AFT Local 1360
"The past is never dead," William Faulkner famously wrote. "It's not even past." The quote is supposed to describe his native South.
Yesterday, a majority of workers at Boeing’s airplane plant in South Carolina voted against joining the International Association of Machinists and Aerospace Workers.
“We’re disappointed the workers at Boeing South Carolina will not yet have the opportunity to see all the benefits that come with union representation,” said Mike Evans, the lead IAM organizer. “But more than anything, we are disheartened they will have to continue to work under a system that suppresses wages, fosters inconsistency and awards only a chosen few.”
The same could be have been said of failed union attempts to organize southern textile workers in the 1930’s, when up north, factory workers were flocking in droves to the new CIO unions.
Anyway, W.J. Cash wrote about the old union drives in his 1941 book, The Mind of the South:
"...Under the essential Calvinism of outlook which had been fixed by slavery before the Civil War even in the non-Calvinist sects and riveted home by the conditions of Reconstruction, it was widely felt in all classes that strikes constituted a sort of defiance of the will of Heaven. Repeatedly I myself heard more or less definitely expressed in North Carolina at the time the conviction that God had called one man to be rich and master, another to be poor and servant, and that men did well to accept what had been given them, instead of trusting to their own strength and stirring up strife."
White, Protestant fundamentalist preachers also weighed in against the union, he added. “Open denunciation of the strikers from the pulpit, or denunciation by innuendo, was common. Men should live together as brothers -- such was the burden of the pronouncements, with the clear implication that it was only strikers who were to blame for the fact that they did not."
Conservative, fundamentalist Christianity is still the dominant faith among Southern whites. I’d bet the farm that it was mostly white workers who voted against the union at Boeing.
South Carolina’s deep anti-unionism “goes back to the history of slavery,” according to Hoyt Wheeler, distinguished professor emeritus of management at the University of South Carolina’s Darla Moore School of Business. He was a labor-management arbitrator for 41 years.
The State, a newspaper in Columbia, South Carolina’s capital, interviewed him in a pre-vote story.
“South Carolina has always been about cheap labor,” he added. “That’s how it lured the textile mills here after the Civil War in the 1880s. And South Carolina is a place where you have very high influence by the ruling class, which is the business class.”

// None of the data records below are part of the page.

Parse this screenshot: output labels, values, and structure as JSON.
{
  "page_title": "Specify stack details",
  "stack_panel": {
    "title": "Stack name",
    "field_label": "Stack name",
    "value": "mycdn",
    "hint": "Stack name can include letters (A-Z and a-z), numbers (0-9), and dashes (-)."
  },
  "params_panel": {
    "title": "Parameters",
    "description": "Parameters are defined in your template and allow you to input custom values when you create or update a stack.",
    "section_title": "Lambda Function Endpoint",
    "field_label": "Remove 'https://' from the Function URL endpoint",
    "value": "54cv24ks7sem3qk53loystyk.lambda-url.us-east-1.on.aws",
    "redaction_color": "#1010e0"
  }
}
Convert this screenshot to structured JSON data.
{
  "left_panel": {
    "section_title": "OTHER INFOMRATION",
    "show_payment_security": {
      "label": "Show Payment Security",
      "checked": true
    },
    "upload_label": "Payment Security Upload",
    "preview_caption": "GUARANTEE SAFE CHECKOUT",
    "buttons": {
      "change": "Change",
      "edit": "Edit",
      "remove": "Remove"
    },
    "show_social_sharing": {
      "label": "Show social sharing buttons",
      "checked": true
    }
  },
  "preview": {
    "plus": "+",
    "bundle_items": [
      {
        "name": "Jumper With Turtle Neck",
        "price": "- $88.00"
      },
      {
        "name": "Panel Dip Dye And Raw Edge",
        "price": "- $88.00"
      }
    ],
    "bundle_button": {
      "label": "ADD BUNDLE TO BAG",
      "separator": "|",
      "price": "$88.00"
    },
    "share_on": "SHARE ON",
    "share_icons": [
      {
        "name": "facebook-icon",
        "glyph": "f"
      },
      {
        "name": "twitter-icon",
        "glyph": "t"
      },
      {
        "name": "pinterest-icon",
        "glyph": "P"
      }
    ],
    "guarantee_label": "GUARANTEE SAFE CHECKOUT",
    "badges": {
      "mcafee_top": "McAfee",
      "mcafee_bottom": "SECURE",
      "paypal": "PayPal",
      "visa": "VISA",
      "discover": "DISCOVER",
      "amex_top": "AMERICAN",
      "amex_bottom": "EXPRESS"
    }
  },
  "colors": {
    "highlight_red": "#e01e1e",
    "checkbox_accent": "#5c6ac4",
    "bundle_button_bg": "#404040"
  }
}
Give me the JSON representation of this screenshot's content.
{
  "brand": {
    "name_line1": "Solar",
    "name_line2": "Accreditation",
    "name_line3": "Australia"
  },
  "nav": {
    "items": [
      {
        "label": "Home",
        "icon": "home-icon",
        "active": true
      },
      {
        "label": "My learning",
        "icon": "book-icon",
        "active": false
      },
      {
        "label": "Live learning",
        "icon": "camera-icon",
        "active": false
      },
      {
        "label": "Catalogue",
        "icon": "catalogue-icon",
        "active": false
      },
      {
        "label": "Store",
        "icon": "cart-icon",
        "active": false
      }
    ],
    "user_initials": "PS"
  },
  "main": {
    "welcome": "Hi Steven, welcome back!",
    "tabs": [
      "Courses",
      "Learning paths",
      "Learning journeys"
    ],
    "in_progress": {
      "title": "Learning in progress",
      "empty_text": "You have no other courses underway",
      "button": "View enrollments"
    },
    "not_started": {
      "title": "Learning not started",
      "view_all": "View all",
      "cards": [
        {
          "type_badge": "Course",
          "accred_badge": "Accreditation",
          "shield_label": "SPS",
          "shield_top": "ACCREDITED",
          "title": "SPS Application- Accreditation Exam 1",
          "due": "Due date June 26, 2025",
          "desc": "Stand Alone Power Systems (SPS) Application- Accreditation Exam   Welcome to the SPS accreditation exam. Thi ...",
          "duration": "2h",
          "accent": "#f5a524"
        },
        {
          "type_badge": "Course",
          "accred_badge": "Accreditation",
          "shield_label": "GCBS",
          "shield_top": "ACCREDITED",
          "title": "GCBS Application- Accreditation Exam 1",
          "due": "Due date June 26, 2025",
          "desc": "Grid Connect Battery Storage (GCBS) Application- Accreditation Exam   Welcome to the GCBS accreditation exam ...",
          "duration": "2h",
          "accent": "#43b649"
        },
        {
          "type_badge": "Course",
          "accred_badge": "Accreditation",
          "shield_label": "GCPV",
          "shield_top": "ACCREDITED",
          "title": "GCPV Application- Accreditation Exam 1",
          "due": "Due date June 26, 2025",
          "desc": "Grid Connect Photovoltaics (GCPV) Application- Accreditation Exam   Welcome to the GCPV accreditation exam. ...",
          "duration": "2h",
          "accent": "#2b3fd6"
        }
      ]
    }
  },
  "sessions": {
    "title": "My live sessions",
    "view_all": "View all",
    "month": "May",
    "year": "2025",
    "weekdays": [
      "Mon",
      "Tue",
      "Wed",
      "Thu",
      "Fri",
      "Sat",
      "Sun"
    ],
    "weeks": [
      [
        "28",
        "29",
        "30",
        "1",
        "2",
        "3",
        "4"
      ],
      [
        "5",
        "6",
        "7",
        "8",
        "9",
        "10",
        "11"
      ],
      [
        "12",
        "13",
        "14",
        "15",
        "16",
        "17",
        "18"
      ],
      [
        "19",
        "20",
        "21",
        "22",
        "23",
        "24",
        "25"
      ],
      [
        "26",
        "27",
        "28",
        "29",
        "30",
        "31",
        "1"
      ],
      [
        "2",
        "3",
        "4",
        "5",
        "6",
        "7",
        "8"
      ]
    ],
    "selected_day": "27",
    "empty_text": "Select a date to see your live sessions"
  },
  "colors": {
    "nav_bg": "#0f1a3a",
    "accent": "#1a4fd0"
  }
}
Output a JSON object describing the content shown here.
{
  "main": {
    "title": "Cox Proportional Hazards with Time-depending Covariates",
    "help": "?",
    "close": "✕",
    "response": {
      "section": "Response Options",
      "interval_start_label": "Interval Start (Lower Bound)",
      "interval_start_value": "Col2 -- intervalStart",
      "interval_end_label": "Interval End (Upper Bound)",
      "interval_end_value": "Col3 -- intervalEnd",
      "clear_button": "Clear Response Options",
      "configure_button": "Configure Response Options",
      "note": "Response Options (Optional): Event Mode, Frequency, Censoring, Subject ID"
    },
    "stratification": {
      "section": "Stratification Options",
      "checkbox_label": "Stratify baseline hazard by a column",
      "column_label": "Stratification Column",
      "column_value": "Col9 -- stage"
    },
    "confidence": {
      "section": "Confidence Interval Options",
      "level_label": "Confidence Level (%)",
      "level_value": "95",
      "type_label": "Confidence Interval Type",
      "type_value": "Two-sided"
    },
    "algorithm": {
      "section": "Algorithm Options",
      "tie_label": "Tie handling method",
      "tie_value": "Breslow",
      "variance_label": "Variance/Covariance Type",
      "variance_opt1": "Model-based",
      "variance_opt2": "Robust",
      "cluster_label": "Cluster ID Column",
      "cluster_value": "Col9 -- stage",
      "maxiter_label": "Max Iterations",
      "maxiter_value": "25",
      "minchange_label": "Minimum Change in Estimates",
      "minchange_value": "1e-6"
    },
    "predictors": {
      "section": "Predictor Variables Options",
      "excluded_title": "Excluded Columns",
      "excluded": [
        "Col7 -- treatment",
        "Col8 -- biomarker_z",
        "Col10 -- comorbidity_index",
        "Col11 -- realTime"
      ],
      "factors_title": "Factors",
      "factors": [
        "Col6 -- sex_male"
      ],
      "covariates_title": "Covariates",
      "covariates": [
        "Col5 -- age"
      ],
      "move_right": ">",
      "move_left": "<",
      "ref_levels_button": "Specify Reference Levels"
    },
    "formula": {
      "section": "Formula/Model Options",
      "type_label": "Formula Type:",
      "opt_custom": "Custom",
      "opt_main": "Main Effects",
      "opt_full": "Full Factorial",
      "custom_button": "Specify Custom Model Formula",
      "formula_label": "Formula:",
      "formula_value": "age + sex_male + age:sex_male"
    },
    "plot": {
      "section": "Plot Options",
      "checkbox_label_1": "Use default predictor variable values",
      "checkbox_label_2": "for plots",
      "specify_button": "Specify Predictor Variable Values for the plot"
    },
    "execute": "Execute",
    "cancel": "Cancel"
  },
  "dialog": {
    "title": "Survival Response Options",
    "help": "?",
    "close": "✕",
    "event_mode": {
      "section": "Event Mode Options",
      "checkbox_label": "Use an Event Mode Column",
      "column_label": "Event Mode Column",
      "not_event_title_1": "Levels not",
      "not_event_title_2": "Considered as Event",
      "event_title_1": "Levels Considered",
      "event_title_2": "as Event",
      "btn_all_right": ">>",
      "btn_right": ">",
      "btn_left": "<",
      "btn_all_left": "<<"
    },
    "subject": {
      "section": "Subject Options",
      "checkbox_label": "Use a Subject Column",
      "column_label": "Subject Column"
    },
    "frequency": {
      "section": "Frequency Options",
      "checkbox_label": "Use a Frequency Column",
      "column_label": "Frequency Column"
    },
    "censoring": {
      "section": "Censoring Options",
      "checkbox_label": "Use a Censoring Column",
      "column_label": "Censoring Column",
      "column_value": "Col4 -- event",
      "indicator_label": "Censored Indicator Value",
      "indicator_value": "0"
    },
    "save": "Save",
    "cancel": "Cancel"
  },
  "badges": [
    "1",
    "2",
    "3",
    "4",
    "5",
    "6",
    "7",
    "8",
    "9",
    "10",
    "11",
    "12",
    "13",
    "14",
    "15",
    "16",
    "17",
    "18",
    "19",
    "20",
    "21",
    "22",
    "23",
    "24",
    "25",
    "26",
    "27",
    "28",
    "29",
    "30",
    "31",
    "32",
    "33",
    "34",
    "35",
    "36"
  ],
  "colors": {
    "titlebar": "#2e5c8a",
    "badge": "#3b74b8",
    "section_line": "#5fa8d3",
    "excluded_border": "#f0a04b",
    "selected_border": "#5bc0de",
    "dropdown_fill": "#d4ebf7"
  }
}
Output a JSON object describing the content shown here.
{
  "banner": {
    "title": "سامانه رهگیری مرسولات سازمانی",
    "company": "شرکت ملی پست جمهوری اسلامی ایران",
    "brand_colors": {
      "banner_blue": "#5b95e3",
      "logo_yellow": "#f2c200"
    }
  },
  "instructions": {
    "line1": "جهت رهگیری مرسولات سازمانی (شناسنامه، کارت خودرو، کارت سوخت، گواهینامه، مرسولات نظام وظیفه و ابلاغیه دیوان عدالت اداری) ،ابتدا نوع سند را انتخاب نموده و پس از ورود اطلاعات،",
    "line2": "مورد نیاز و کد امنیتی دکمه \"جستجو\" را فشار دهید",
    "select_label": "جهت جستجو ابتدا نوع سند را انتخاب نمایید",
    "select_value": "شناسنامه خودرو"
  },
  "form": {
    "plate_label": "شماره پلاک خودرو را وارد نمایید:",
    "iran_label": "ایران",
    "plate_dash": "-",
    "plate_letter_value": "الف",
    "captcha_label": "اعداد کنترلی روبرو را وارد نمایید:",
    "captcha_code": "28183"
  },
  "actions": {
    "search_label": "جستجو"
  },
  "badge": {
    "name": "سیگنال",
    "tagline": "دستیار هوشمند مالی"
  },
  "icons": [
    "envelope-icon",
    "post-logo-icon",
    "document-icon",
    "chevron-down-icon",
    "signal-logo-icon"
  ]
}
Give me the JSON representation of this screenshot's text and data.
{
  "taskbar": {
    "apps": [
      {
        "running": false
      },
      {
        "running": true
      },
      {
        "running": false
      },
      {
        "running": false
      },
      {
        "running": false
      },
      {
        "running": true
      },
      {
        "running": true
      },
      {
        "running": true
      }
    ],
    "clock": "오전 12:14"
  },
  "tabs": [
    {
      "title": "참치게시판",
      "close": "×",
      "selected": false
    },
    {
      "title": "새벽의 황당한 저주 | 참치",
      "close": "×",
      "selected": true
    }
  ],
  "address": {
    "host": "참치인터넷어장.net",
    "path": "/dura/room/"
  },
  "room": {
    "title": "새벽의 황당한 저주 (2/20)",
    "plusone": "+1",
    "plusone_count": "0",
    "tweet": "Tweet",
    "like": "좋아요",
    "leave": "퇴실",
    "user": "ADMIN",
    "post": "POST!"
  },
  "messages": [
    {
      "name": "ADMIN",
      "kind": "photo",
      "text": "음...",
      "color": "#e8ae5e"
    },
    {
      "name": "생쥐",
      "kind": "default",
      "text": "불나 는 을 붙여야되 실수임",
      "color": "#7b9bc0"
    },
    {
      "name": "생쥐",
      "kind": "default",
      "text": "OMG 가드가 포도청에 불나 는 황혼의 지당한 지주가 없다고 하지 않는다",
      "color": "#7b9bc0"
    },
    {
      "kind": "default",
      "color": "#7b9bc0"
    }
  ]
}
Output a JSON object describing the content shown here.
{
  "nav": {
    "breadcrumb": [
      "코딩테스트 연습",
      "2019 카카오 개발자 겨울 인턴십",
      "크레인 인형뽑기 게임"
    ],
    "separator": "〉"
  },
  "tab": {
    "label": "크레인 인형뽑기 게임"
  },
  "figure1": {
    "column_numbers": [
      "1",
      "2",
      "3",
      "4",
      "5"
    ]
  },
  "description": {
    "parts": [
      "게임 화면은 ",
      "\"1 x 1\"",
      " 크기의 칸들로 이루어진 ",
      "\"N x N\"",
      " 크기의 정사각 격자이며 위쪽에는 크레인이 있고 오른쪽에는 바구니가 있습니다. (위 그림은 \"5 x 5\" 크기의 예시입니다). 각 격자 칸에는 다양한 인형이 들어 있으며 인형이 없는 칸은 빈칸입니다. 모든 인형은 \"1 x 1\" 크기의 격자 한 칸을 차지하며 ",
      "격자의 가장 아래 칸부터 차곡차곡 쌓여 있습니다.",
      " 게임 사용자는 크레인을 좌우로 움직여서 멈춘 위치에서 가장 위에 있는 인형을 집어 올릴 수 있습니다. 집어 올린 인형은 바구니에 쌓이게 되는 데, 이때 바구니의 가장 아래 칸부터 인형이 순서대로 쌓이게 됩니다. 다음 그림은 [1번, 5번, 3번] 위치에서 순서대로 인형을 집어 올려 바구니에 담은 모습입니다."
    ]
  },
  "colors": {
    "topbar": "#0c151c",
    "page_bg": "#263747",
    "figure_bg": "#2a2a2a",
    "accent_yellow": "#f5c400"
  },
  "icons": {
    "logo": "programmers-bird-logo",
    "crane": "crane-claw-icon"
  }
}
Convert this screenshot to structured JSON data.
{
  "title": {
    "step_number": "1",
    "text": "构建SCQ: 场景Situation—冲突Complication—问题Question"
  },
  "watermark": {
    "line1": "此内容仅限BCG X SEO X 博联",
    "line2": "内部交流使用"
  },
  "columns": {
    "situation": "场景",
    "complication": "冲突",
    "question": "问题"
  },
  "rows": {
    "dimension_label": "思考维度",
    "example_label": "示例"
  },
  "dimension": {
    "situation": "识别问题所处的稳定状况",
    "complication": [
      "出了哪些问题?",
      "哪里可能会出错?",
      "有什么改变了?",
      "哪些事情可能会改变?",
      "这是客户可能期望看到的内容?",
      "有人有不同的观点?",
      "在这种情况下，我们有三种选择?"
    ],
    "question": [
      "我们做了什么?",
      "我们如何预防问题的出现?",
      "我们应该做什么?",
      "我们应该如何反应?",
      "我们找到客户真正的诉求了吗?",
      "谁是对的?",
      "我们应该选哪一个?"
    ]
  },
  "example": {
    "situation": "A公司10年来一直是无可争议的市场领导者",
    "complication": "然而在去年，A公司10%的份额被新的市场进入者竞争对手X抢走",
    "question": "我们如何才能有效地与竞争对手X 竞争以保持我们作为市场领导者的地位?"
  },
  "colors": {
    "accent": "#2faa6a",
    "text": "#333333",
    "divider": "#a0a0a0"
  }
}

During the Jim Crow era, which lasted for almost a century after the end of Reconstruction, white supremacist southern politicians—Democrats then—bitterly fought off unions. They feared they would undermine segregation because in a union, everybody is supposed to be equal. The white powers-that-be particularly hated the integrated CIO factory unions, which they smeared as communist or, as Cash wrote, “the flaming archangel of Moscow itself.”
Historian Jeffrey Woods called playing the communist card “Southern Nationalism.” He defined the term as meaning “a shared sense of cultural values and traditions that promoted an idealized ‘Southern way of life,’ a way of life that found community, stability and order in a commitment to a Protestant Christian god, states rights, and, above all, white racial supremacy.”
The Evil Empire is no more. Dixie’s GOP now leads the region’s anti-union crusade. I’d also wager that most Boeing workers who turned thumbs down on the IAM are Republicans. Their man Trump is supposed to visit the plant tomorrow.
The GOP, which dominates the old Confederacy, is largely what the Democrats used to be: the white folks’ party.
Not coincidentally, every former Confederate state is a “right to work” state. Trump prefers RTW states to non-RTW states.
“The labor-hater and labor baiter is virtually always a twin-headed creature spewing anti-Negro epithets from one mouth and anti-labor propaganda from the other mouth,” Martin Luther King Jr. told the AFL-CIO’s fourth constitutional convention in 1961.
King’s words still ring true So do Faulkner’s and Cash’s.